The magnetic powder micrograph above shows the fine, spherical 2-14-1 permanent magnet alloy powders produced by argon gas atomization at Ames Laboratory.

Meeting that challenge, Anderson, McCallum and Kramer designed an alloy that replaces pure neodymium with a mixed rare earth. "We used a combination of neodymium, yttrium and dysprosium because they all form 2-14-1 crystal structures," said Anderson.

"Together they have much less degradation of their magnetic properties with temperature due to the influence of the yttrium and dysprosium. Our concept, put forth in our patent application, is that the mixed rare earth 2-14-1 phase would have a lower temperature coefficient." (The relative change of a physical property, e.g., coercivity, when the temperature is changed by 1-degree Kelvin.)

Once they had tweaked the new alloy to perfection, the next thing the researchers did was process it in a fine, spherical powder form using gas atomization, a technique in which kinetic energy from supersonic jets of gas is transferred to a stream of liquid metal, causing it to break up into droplets.

"Our method best fits the needs of the automobile industry because they want to make their motors by a very high-volume manufacturing process, and that method is injection molding," explained Anderson. (Injection molding is a process for forming objects from a blended mixture of plastic and metal powder by heating this molding compound to a fluid state and injecting it into a mold.)

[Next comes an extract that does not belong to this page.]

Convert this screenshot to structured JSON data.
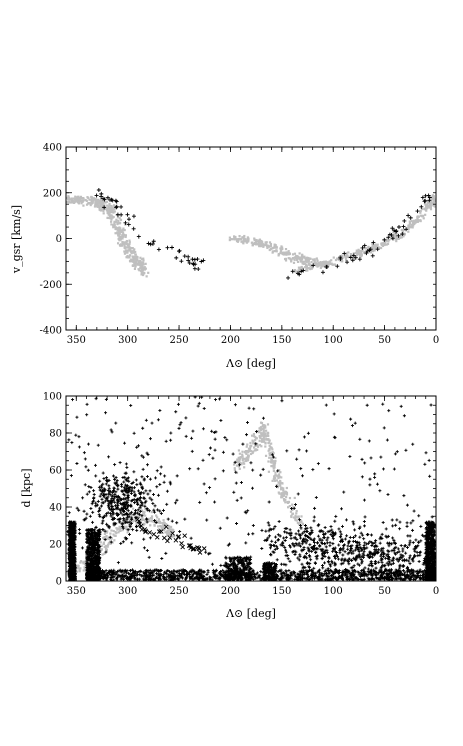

Stressing the importance of being able to use the injection-molding manufacturing process, Anderson said, "Currently, each magnet making up the magnet array in an electric motor is glued in by hand. "That's fine for small runs of 50,000 automobiles, but try doing that for the millions of cars with electric drive motors - one for the front and one for the back - that consumers will want to buy in the next 10 years," he said. "It's not going to work."

Anderson and his colleagues have been refining and pushing the 2-14-1 alloy composition to be more suitable for the rapid solidification that happens in the atomized powder droplets and ultimately for the injection-molding process.

"We've succeeded in getting very nice properties for these fine spherical powders," he said. He noted that in comparing their powders to spherical commercial powders of larger size, he and his colleagues look at the "crossover in temperature" at which the properties of their magnet powders become better than the commercial powders for higher temperature uses. "It used to be 175 C," he said, "but now we've moved that crossover temperature down to the neighborhood of 75 C, which is a tremendous accomplishment - we're very happy about that."

Anderson said they now have what they think is a really good alloy, and also have switched from helium gas to argon gas in the atomization process, which makes the powder-making process a lot cheaper. "That's a move in the right direction for the purposes of commercialization," he said, "and that's what we've been driving for."

Reflecting on the goals of the Vehicle Technologies Program at Ames, Anderson said, "We need to support our auto companies and help them develop better products. We can do that by getting things worked out at the basic science end - that's our job."

Summing up the effort he and his colleagues have made in that regard, he added, "You can think of this alloy design work as the fundamental end of extending the temperature range of 2-14-1 magnet alloys. Then, we're also working on the process end, which is a fundamental rapid solidification effort to develop the solidified microstructure that will carry the best magnetic properties over in a form that can be mass-produced. You can call this 'use-inspired' research, for sure. And there's an urgent need for this in our society.